Fahrerinnen und Fahrer wissen damit bereits vor der Abfahrt, dass unterwegs nirgends mehr als 49 Cent pro kWh anfallen. Die Kraftstoffpreise in Europa sind infolge des Iran-Kriegs deutlich gestiegen. In diesem Umfeld gewinnen transparente und planbare Ladekosten zunehmend an Bedeutung.
„Im Urlaub möchte niemand über Ladetarife nachdenken müssen“, sagt Annemarie de Jong, Geschäftsführerin E-Mobility bei Vattenfall. „Mit festen Preisen und flexiblen Bezahlmöglichkeiten machen wir das Laden unterwegs so einfach und transparent wie möglich, damit die Osterreise im Elektroauto unbeschwert gelingt.”

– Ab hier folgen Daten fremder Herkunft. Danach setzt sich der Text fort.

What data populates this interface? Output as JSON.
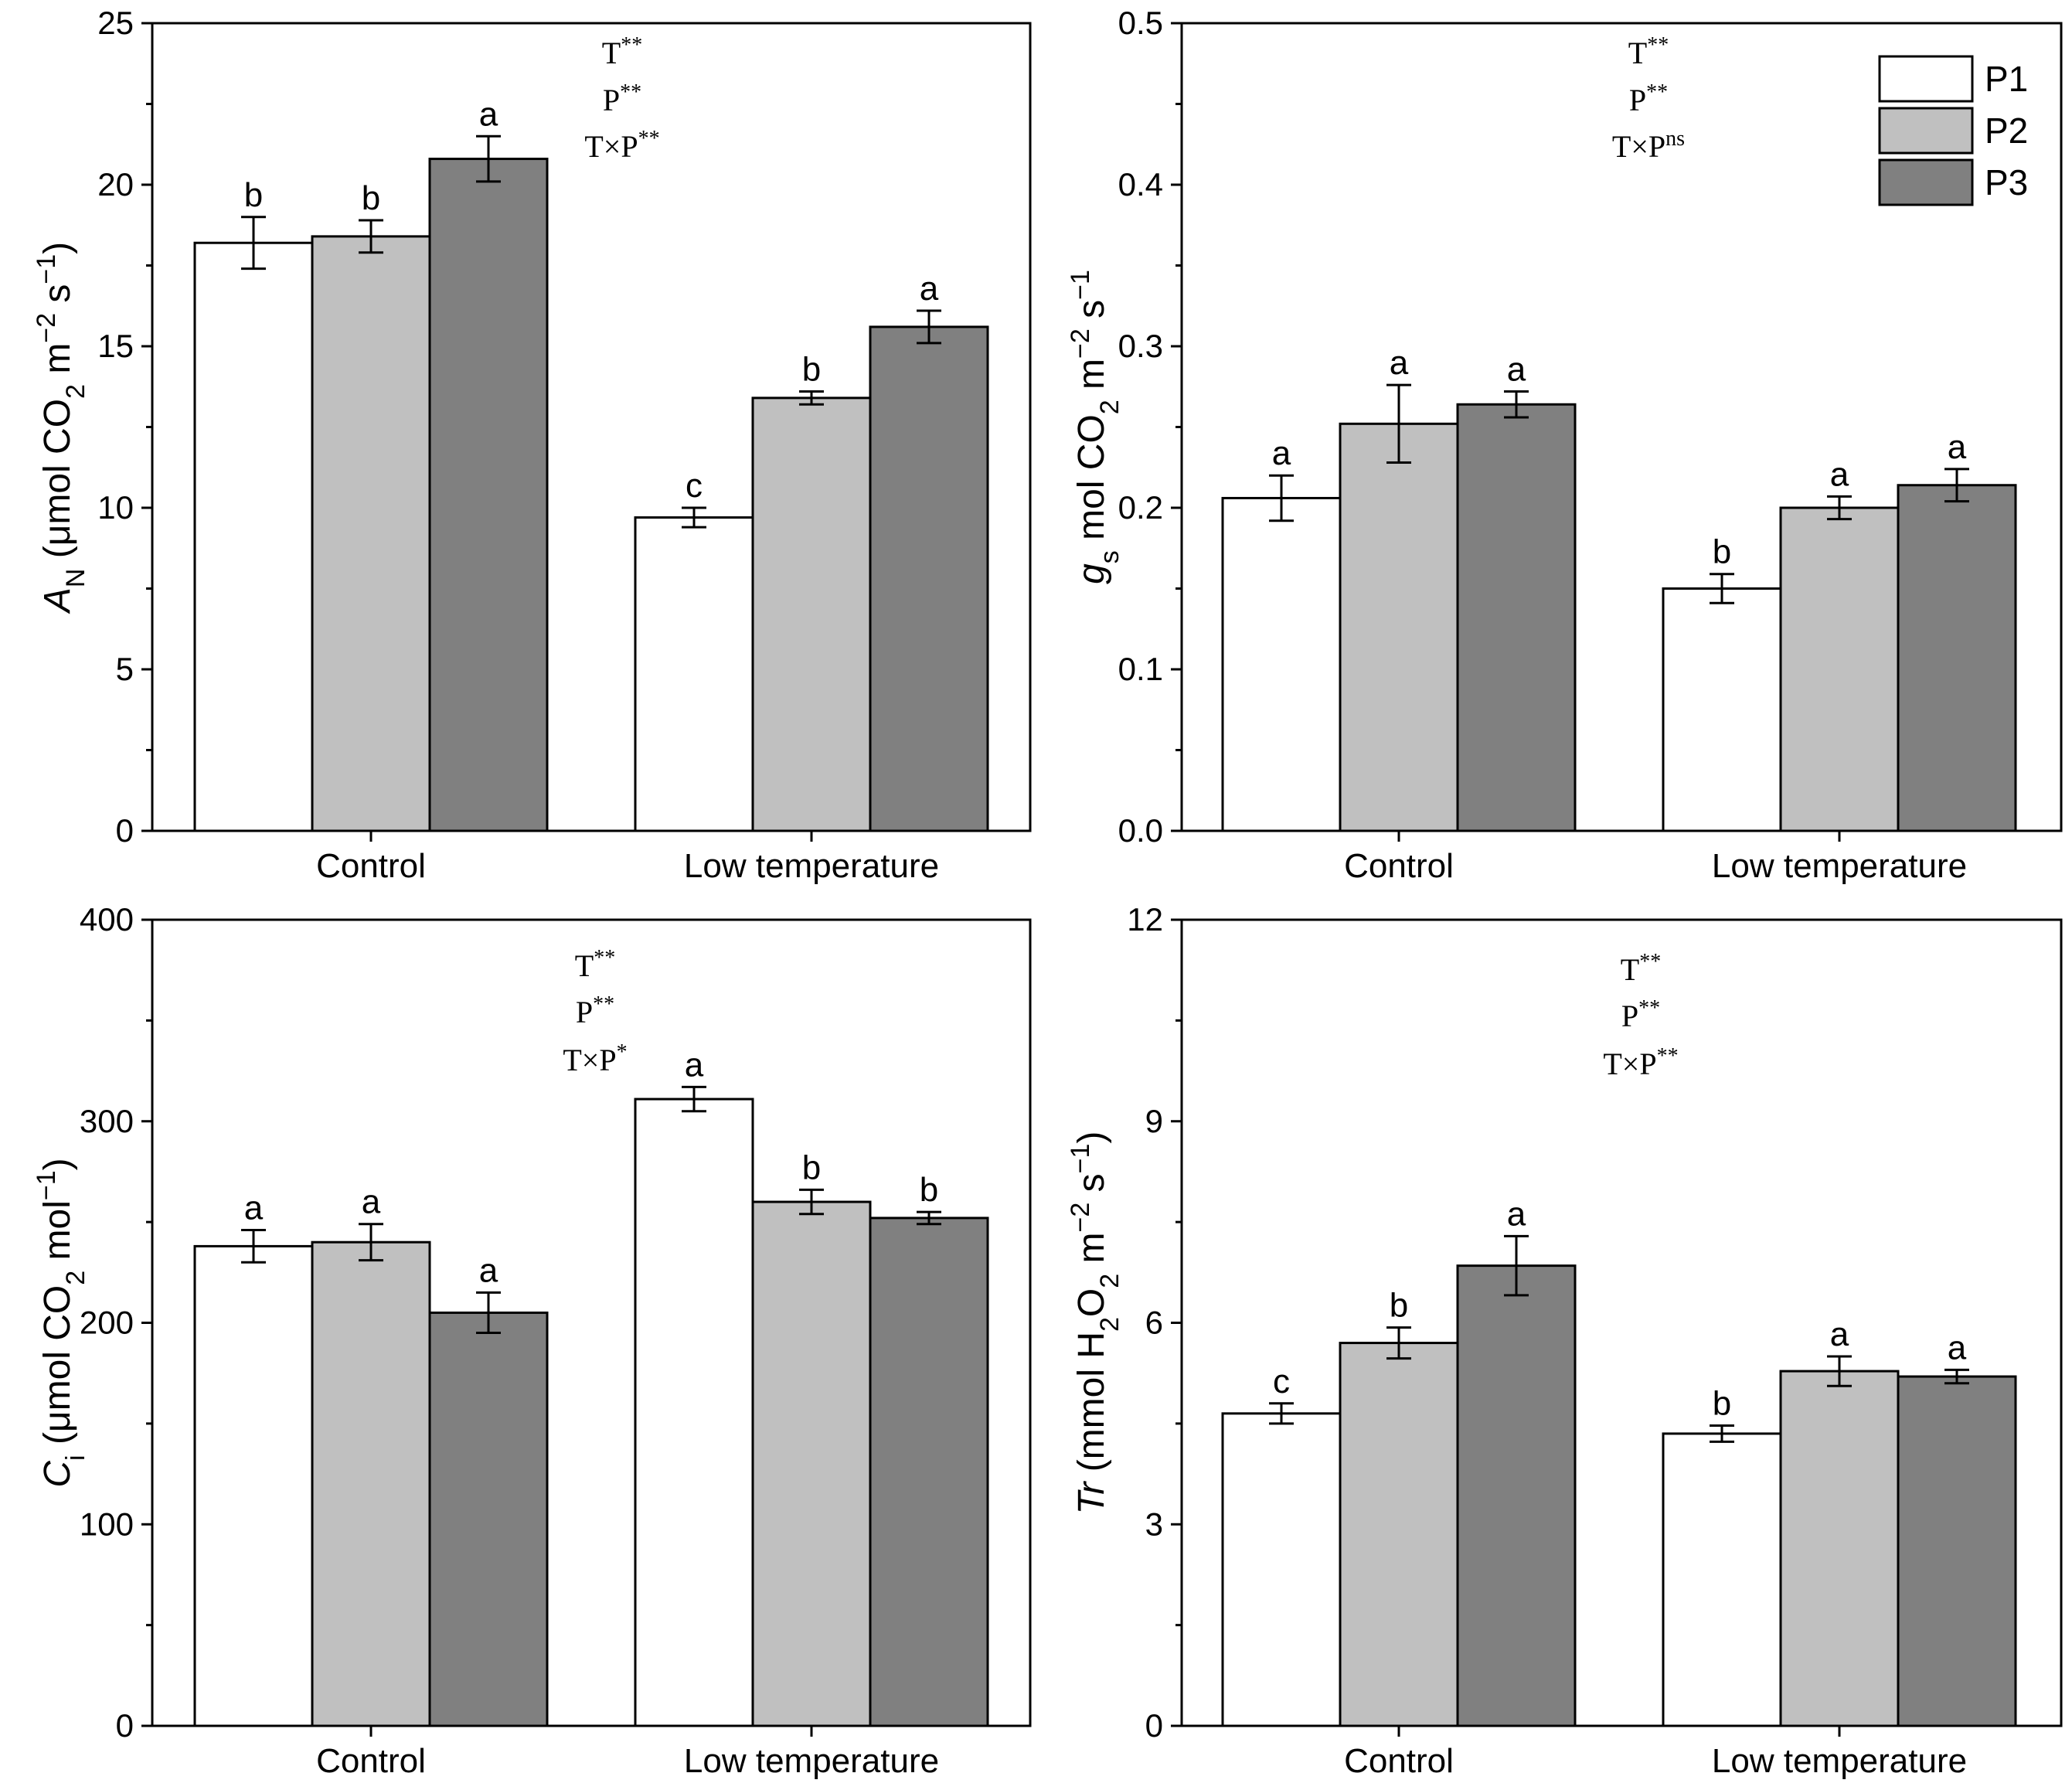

Zudem stehen viele InCharge-Schnelllader an Orten, die ideal für Pausen auf langen Strecken sind – etwa auf Parkplätzen von Supermärkten wie Netto, famila oder Combi. Reisende können den Ladestopp so bequem mit einer Rast oder einem Einkauf verbinden, ohne dafür einen Umweg in Kauf zu nehmen.
*Sofern der Ladevorgang direkt über Vattenfall InCharge erfolgt (z. B. über die Vattenfall InCharge App, InCharge Ladekarte oder Ad hoc Zahlung per QR Code, Kreditkarte, Apple Pay oder Google Pay). Wird der Ladevorgang über eine Ladekarte oder App eines Drittanbieters (Roaming) gestartet, legt der jeweilige Anbieter den Preis fest.